Job queueing is supported for Notebook jobs and Spark job definitions that are triggered by pipelines or through the scheduler. Queueing isn't supported for interactive notebook jobs and notebook jobs triggered through notebook public API.

The queue operates in a First-In-First-Out (FIFO) manner, where jobs are added to the queue based on the time of their submission and are constantly retried and start executing when the capacity is freed up.

Note

Queueing of Spark jobs isn't supported when your Fabric capacity is in its throttled state. All new jobs submitted will be rejected.

How job queueing works

When a Spark job is submitted, if the Fabric capacity is already at its maximum compute limit, the job can't be executed immediately. In such cases, you can queue the job for execution. Use the following steps to queue a notebook from a pipeline:

  1. Create a new Pipeline item and a new Pipeline activity within it to run the notebook.

  2. From the pipeline activity, open the Settings tab and choose the notebook you want to queue and Run the pipeline.

    Screenshot showing how to run a notebook from a pipeline.

  3. The Job enters FIFO queue. Navigate to the Monitor hub and notice that the job status is Not Started indicating it's been queued and awaiting capacity.

  4. As existing jobs complete and free up compute resources, jobs from the queue are picked up. When the execution begins, the status changes from Not Started to In Progress. Queue expires after 24 hours for all jobs from the time they were admitted into the queue. Once the expiration time is reached, the jobs must be resubmitted.

Queue Sizes

Fabric Spark enforces queue sizes based on the capacity SKU size attached to a workspace, providing a throttling and queueing mechanism where users can submit jobs based on the purchased Fabric capacity SKUs.

The following section lists various queue sizes for Spark workloads based on Microsoft Fabric based on the capacity SKUs:

Fabric capacity SKU Equivalent Power BI SKU Queue limit
F2 - 4
F4 - 4
F8 - 8
F16 - 16
F32 - 32
F64 P1 64
F128 P2 128
F256 P3 256
F512 P4 512
F1024 - 1024
F2048 - 2048
Trial Capacity P1 NA

Note

Queueing isn't supported for Fabric trial capacities. Users would have to switch to a paid Fabric F or P SKU to use queueing for Spark jobs.
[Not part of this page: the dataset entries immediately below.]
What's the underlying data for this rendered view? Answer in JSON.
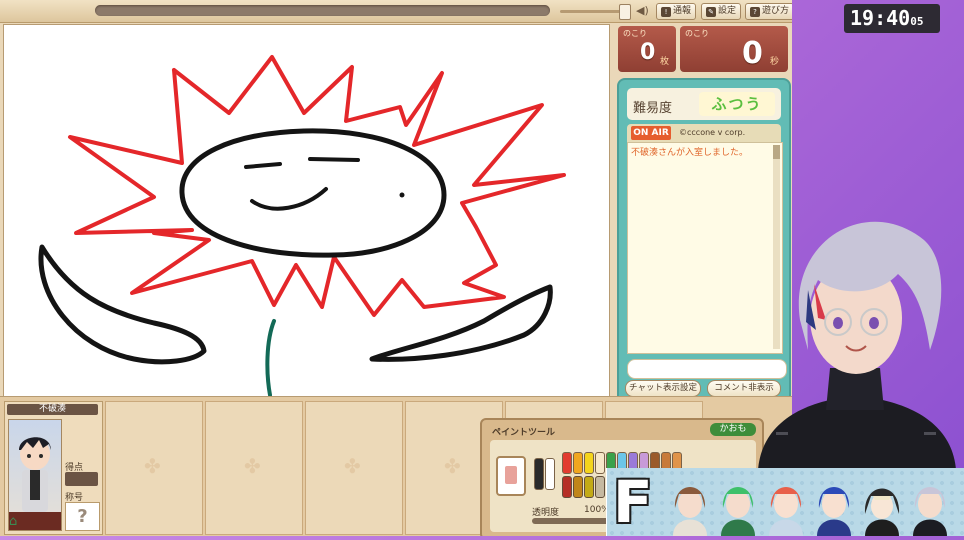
{
  "topbar": {
    "buttons": [
      {
        "label": "通報",
        "icon": "report-icon"
      },
      {
        "label": "設定",
        "icon": "wrench-icon"
      },
      {
        "label": "遊び方",
        "icon": "help-icon"
      }
    ]
  },
  "counters": {
    "cards": {
      "label": "のこり",
      "value": "0",
      "unit": "枚"
    },
    "seconds": {
      "label": "のこり",
      "value": "0",
      "unit": "秒"
    }
  },
  "chat": {
    "difficulty_label": "難易度",
    "difficulty_value": "ふつう",
    "onair_label": "ON AIR",
    "credit": "©cccone v corp.",
    "messages": [
      "不破湊さんが入室しました。"
    ],
    "input_placeholder": "",
    "settings_button": "チャット表示設定",
    "hide_comments_button": "コメント非表示"
  },
  "player": {
    "name": "不破湊",
    "score_label": "得点",
    "title_label": "称号",
    "title_value": "?"
  },
  "paint_tool": {
    "title": "ペイントツール",
    "name_button": "かおも",
    "opacity_label": "透明度",
    "opacity_value": "100%",
    "colors": [
      "#2a2a2a",
      "#ffffff",
      "#e23b30",
      "#f0a61f",
      "#f4d41c",
      "#f6e7c9",
      "#3aa14a",
      "#6cc6e8",
      "#9a7ad8",
      "#c89ad8",
      "#9a5a2a",
      "#c87a3a",
      "#e0944a"
    ]
  },
  "clock": {
    "time": "19:40",
    "seconds": "05"
  },
  "team_banner": {
    "letter": "F"
  }
}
Once the max queue limit has been reached for a Fabric capacity, the new jobs submitted will be throttled with an error message [TooManyRequestsForCapacity] This spark job can't be run because you have hit a spark compute or API rate limit. To run this spark job, cancel an active Spark job through the Monitoring hub, choose a larger capacity SKU, or try again later. HTTP status code: 430 {Learn more} HTTP status code: 430.